Todas as múmias reais encontradas nos séculos 19 e 20 estão abertas para estudo e análise há muito tempo. Com uma exceção: os egiptólogos nunca tiveram coragem de abrir a múmia do faraó Amenhotep I (reinado de 1525 a 1504 aC).
Não por causa de uma maldição mítica, mas porque ela está perfeitamente envolta, lindamente decorada com guirlandas de flores e com o rosto e o pescoço cobertos por uma requintada máscara facial realista com pedras coloridas.
Agora, pela primeira vez, cientistas egípcios usaram a tomografia computadorizada (TC) tridimensional para “desembrulhar digitalmente” esta múmia real e estudar o seu conteúdo. Os resultados foram publicados na Frontiers in Medicine.
Esta foi a primeira vez em mais de três milênios e meio que a múmia de Amenhotep foi aberta. A época anterior foi no século 11 aC, mais de quatro séculos após sua mumificação e sepultamento original. Os hieróglifos descreviam como, durante a 21ª Dinastia subsequente, os sacerdotes restauraram e enterraram múmias reais de dinastias mais antigas, para reparar danos causados por ladrões de túmulos.

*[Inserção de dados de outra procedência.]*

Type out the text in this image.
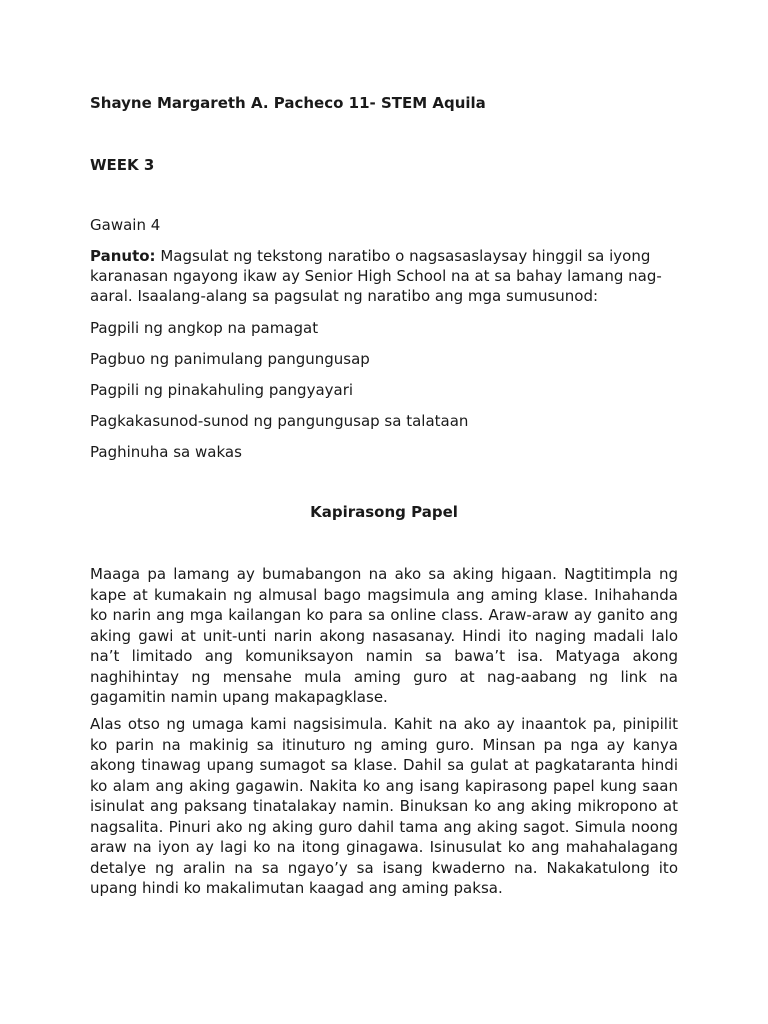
Shayne Margareth A. Pacheco 11- STEM Aquila
WEEK 3
Gawain 4

Panuto: Magsulat ng tekstong naratibo o nagsasaslaysay hinggil sa iyong karanasan ngayong ikaw ay Senior High School na at sa bahay lamang nag-aaral. Isaalang-alang sa pagsulat ng naratibo ang mga sumusunod:

Pagpili ng angkop na pamagat
Pagbuo ng panimulang pangungusap
Pagpili ng pinakahuling pangyayari
Pagkakasunod-sunod ng pangungusap sa talataan
Paghinuha sa wakas
Kapirasong Papel

Maaga pa lamang ay bumabangon na ako sa aking higaan. Nagtitimpla ng kape at kumakain ng almusal bago magsimula ang aming klase. Inihahanda ko narin ang mga kailangan ko para sa online class. Araw-araw ay ganito ang aking gawi at unit-unti narin akong nasasanay. Hindi ito naging madali lalo na’t limitado ang komuniksayon namin sa bawa’t isa. Matyaga akong naghihintay ng mensahe mula aming guro at nag-aabang ng link na gagamitin namin upang makapagklase.

Alas otso ng umaga kami nagsisimula. Kahit na ako ay inaantok pa, pinipilit ko parin na makinig sa itinuturo ng aming guro. Minsan pa nga ay kanya akong tinawag upang sumagot sa klase. Dahil sa gulat at pagkataranta hindi ko alam ang aking gagawin. Nakita ko ang isang kapirasong papel kung saan isinulat ang paksang tinatalakay namin. Binuksan ko ang aking mikropono at nagsalita. Pinuri ako ng aking guro dahil tama ang aking sagot. Simula noong araw na iyon ay lagi ko na itong ginagawa. Isinusulat ko ang mahahalagang detalye ng aralin na sa ngayo’y sa isang kwaderno na. Nakakatulong ito upang hindi ko makalimutan kaagad ang aming paksa.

“O facto de a múmia de Amenhotep I nunca ter sido desenrolada nos tempos modernos apresentou-nos uma oportunidade única: não só para estudar como foi originalmente mumificada e enterrada, mas também como foi tratada e enterrada duas vezes, séculos depois da sua morte, pelos Sumos Sacerdotes de Amon”, disse o Dr. Sahar Saleem, professor de radiologia da Faculdade de Medicina da Universidade do Cairo e radiologista do Projeto Múmias Egípcias, primeiro autor do estudo.
“Ao desembrulhar digitalmente a múmia e ‘retirar’ as suas camadas virtuais – a máscara facial, as ligaduras e a própria múmia – fomos capazes de estudar este faraó bem preservado com detalhes sem precedentes”, disse Saleem.
“Mostramos que Amenhotep I tinha cerca de 35 anos quando morreu. Ele tinha cerca de 169 centímetros de altura, era circuncidado e tinha bons dentes. Dentro de seus embrulhos, ele usava 30 amuletos e um cinto dourado exclusivo com contas douradas.”
“Amenhotep I parece ter se parecido fisicamente com seu pai: ele tinha um queixo estreito, um nariz pequeno e fino, cabelo encaracolado e dentes superiores ligeiramente salientes.”
Saleem continuou: “Não encontramos feridas ou desfigurações devido a doenças que justificassem a causa da morte, exceto numerosas mutilações post-mortem, presumivelmente por ladrões de túmulos após o primeiro enterro. Suas entranhas foram removidas pelos primeiros mumificadores, mas não seu cérebro ou coração."
A múmia de Amenófis I (cujo nome significa “Amon está satisfeito”) foi descoberta em 1881 – entre outras múmias reais enterradas novamente – no sítio arqueológico de Deir el Bahari, no sul do Egito. Segundo faraó da 18ª dinastia do Egito (depois de seu pai Ahmose I, que expulsou os invasores hicsos e reuniu o Egito), Amenhotep reinou de cerca de 1525 a 1504 aC. A sua era foi uma espécie de época de ouro: o Egito era próspero e seguro, enquanto o faraó ordenava uma série de construções religiosas e liderava expedições militares bem-sucedidas à Líbia e ao norte do Sudão. Após sua morte, ele e sua mãe Ahmose-Nefertari foram reverenciados como divindades.
Sahar Saleem e seu co-autor, o egiptólogo Zahi Hawass, já haviam especulado que a principal intenção dos restauradores do século XI era reutilizar o equipamento funerário real para os faraós posteriores. Mas aqui eles refutam sua própria teoria.
“Demonstramos que, pelo menos para Amenhotep I, os sacerdotes da 21ª Dinastia repararam amorosamente as feridas infligidas pelos ladrões de túmulos, restauraram a sua múmia à sua antiga glória e mantiveram as magníficas jóias e amuletos no seu lugar”, disse Saleem.
Hawass e Saleem estudaram mais de 40 múmias reais do Novo Reino como parte do Projeto Ministerial de Antiguidades Egípcias, lançado em 2005. Vinte e duas múmias reais, incluindo a de Amenhotep I, foram transferidas em abril de 2021 para um novo museu no Cairo. O rosto da múmia de Amenhotep I com sua máscara foi o ícone do espetacular ' Royal Golden Mummy Parade ' em 3 de março de 2021 no Cairo.
“Demonstramos que a tomografia computadorizada pode ser utilizada com lucro em estudos antropológicos e arqueológicos de múmias, inclusive de outras civilizações, por exemplo, do Peru”, concluíram Saleem e Hawass. Tudo sem sequer tocá-los ou mover um único curativo.